Vermont
Dying on Lynda’s terms – The Boston Globe
A man emerged from the farmhouse and placed a seat cushion on the frozen ground for her bare, swollen feet and helped her into a wheelchair. Paul took the handles of the chair and gently rolled her toward the farmhouse, the place she had carefully selected to end her life.
Jessica Rinaldi/Globe Staff
She would have preferred to die at her home of more than 20 years in Bridgeport, surrounded by the memories she forged with her husband, her two children, and two grandchildren.

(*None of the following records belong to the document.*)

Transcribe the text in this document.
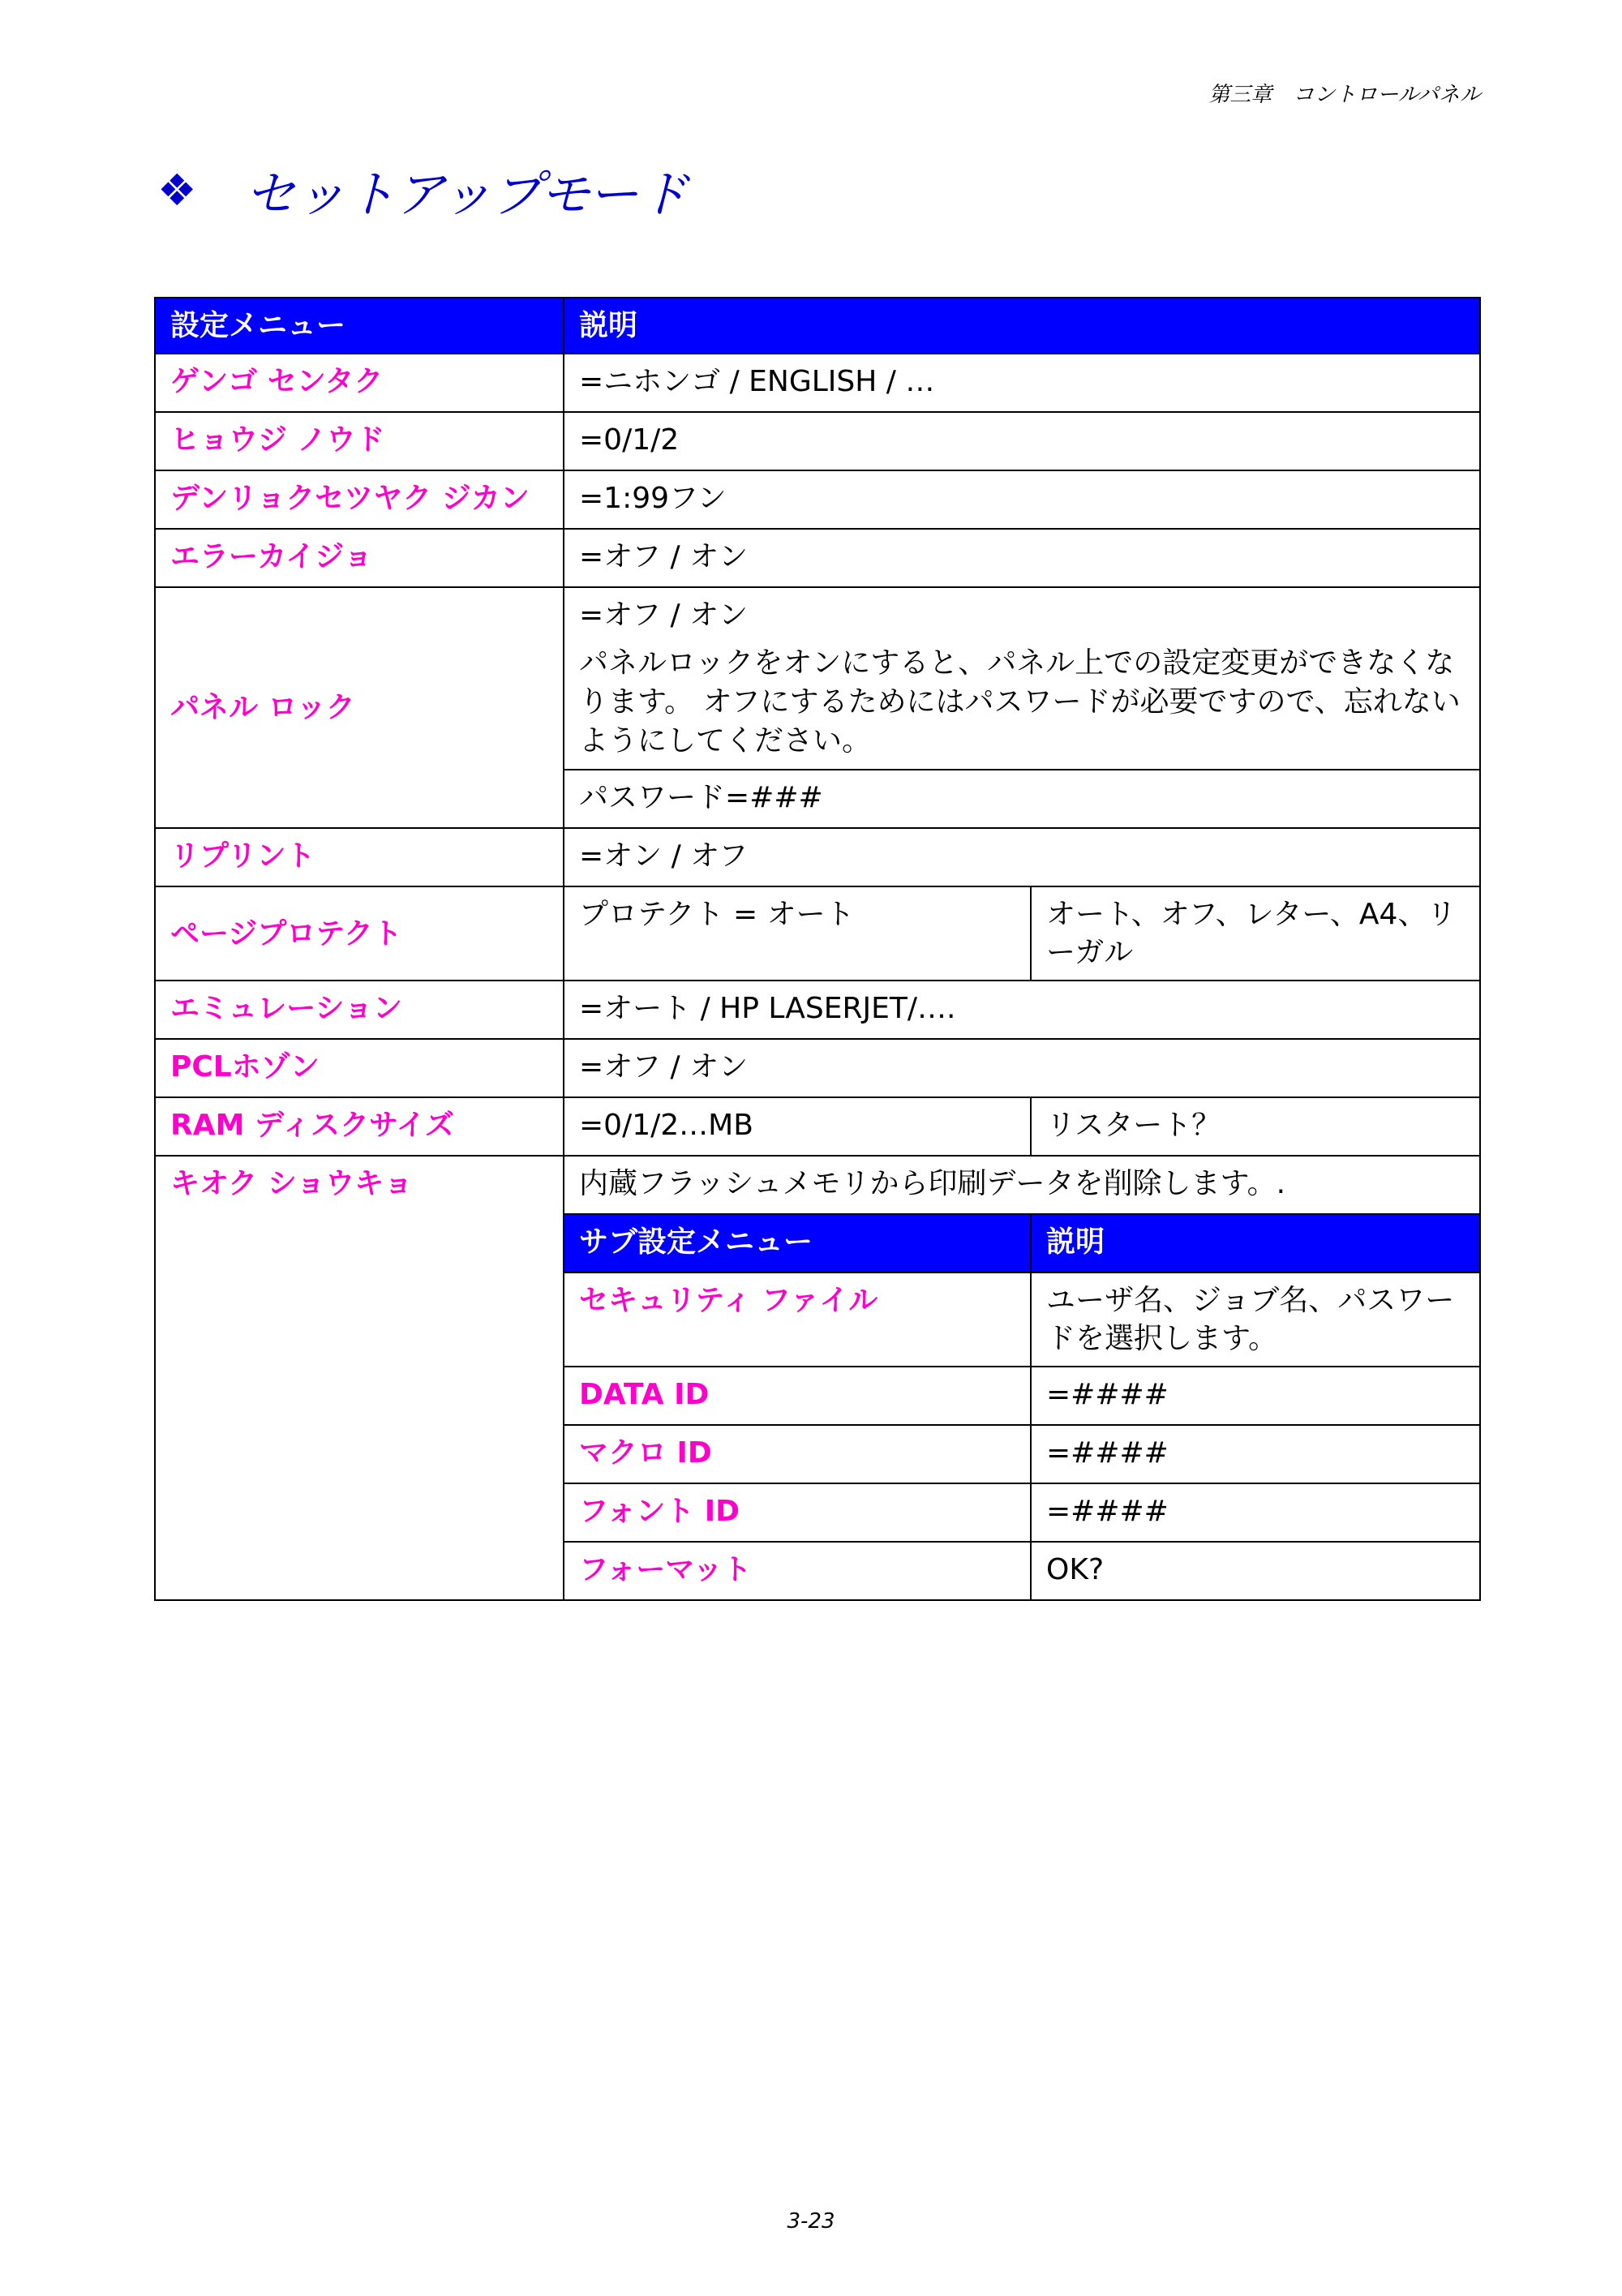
第三章　コントロールパネル
❖ セットアップモード
設定メニュー	説明	
ゲンゴ センタク	=ニホンゴ / ENGLISH / …	
ヒョウジ ノウド	=0/1/2	
デンリョクセツヤク ジカン	=1:99フン	
エラーカイジョ	=オフ / オン	
パネル ロック	=オフ / オン
パネルロックをオンにすると、パネル上での設定変更ができなくなります。 オフにするためにはパスワードが必要ですので、忘れないようにしてください。	

	パスワード=###	
リプリント	=オン / オフ	
ページプロテクト	プロテクト = オート	オート、オフ、レター、A4、リーガル
エミュレーション	=オート / HP LASERJET/….	
PCLホゾン	=オフ / オン	
RAM ディスクサイズ	=0/1/2…MB	リスタート？
キオク ショウキョ	内蔵フラッシュメモリから印刷データを削除します。.	
	サブ設定メニュー	説明
	セキュリティ ファイル	ユーザ名、ジョブ名、パスワードを選択します。
	DATA ID	=####
	マクロ ID	=####
	フォント ID	=####
	フォーマット	OK?
3-23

Lynda had lingered there, in her house near the ocean, reluctant to leave, even as her condition rapidly deteriorated. But her most urgent wish, the one she had argued and fought for, was to decide for herself when and how she died.

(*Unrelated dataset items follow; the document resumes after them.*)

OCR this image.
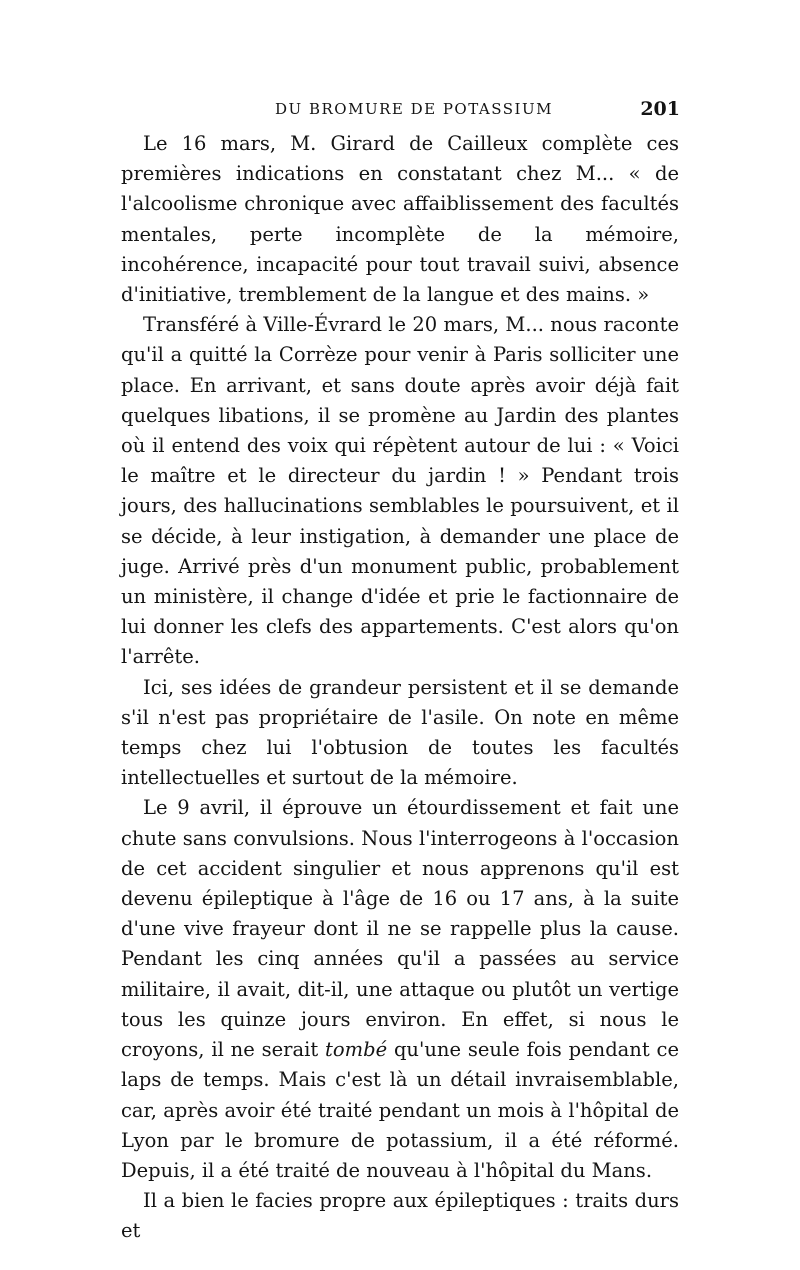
DU BROMURE DE POTASSIUM	201

Le 16 mars, M. Girard de Cailleux complète ces premières indications en constatant chez M... « de l'alcoolisme chronique avec affaiblissement des facultés mentales, perte incomplète de la mémoire, incohérence, incapacité pour tout travail suivi, absence d'initiative, tremblement de la langue et des mains. »

Transféré à Ville-Évrard le 20 mars, M... nous raconte qu'il a quitté la Corrèze pour venir à Paris solliciter une place. En arrivant, et sans doute après avoir déjà fait quelques libations, il se promène au Jardin des plantes où il entend des voix qui répètent autour de lui : « Voici le maître et le directeur du jardin ! » Pendant trois jours, des hallucinations semblables le poursuivent, et il se décide, à leur instigation, à demander une place de juge. Arrivé près d'un monument public, probablement un ministère, il change d'idée et prie le factionnaire de lui donner les clefs des appartements. C'est alors qu'on l'arrête.

Ici, ses idées de grandeur persistent et il se demande s'il n'est pas propriétaire de l'asile. On note en même temps chez lui l'obtusion de toutes les facultés intellectuelles et surtout de la mémoire.

Le 9 avril, il éprouve un étourdissement et fait une chute sans convulsions. Nous l'interrogeons à l'occasion de cet accident singulier et nous apprenons qu'il est devenu épileptique à l'âge de 16 ou 17 ans, à la suite d'une vive frayeur dont il ne se rappelle plus la cause. Pendant les cinq années qu'il a passées au service militaire, il avait, dit-il, une attaque ou plutôt un vertige tous les quinze jours environ. En effet, si nous le croyons, il ne serait tombé qu'une seule fois pendant ce laps de temps. Mais c'est là un détail invraisemblable, car, après avoir été traité pendant un mois à l'hôpital de Lyon par le bromure de potassium, il a été réformé. Depuis, il a été traité de nouveau à l'hôpital du Mans.

Il a bien le facies propre aux épileptiques : traits durs et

She believed it is a right anyone with a terminal illness should have, akin in importance to a woman’s right to choose whether to end a pregnancy. But medical aid in dying is illegal in her state, as it is in Massachusetts and all but 10 states across the country. In the three years since doctors diagnosed her with terminal ovarian cancer, she had waged a campaign to call public attention to the issue and excoriate policy makers she saw as squeamish about death.
She gave countless interviews and, hoping her story would change policy in Connecticut and elsewhere, allowed a documentary film crew and two Boston Globe journalists to chronicle the last months of her life. She was the face behind a 2022 lawsuit arguing that a Vermont law allowing medical aid in dying only for state residents violated the US Constitution. She prevailed, and the state last spring granted her permission to die there legally.
Two months later, lawmakers went even further, extending the right to all terminally ill patients who wished to end life on their own terms. The change made Vermont the only state besides Oregon to allow medical aid in dying for nonresidents. It was celebrated by proponents as a landmark victory, one that might even persuade other states to shift.
But as the Bluesteins arrived at the farmhouse, a new worry surfaced. Lynda was so weak that she sank deeply in the wheelchair as her husband backed the chair up a ramp to the porch and into the house.
To carry through with her plan, she had to be physically able and mentally competent to take the fatal dose of medication herself, according to Vermont’s law. She needed to be able to drink a cocktail of medications and hold it down long enough for it to work. Lynda was sick now, throwing up constantly, and it was unclear whether she could take the final steps of her journey.
Paul and the man who had come from the house to help him, a hospice specialist named Bill Kilgour, gave her morphine and helped her into a bed, where she soon fell into a deep slumber.
It was dusk. Gray light shown softly in the windows. Paul slept on a couch at the foot of his wife’s bed. Lynda was scheduled to give herself the fatal medication the next morning. Kilgour, who was there to assist in the final hours and moments, sat in the next room.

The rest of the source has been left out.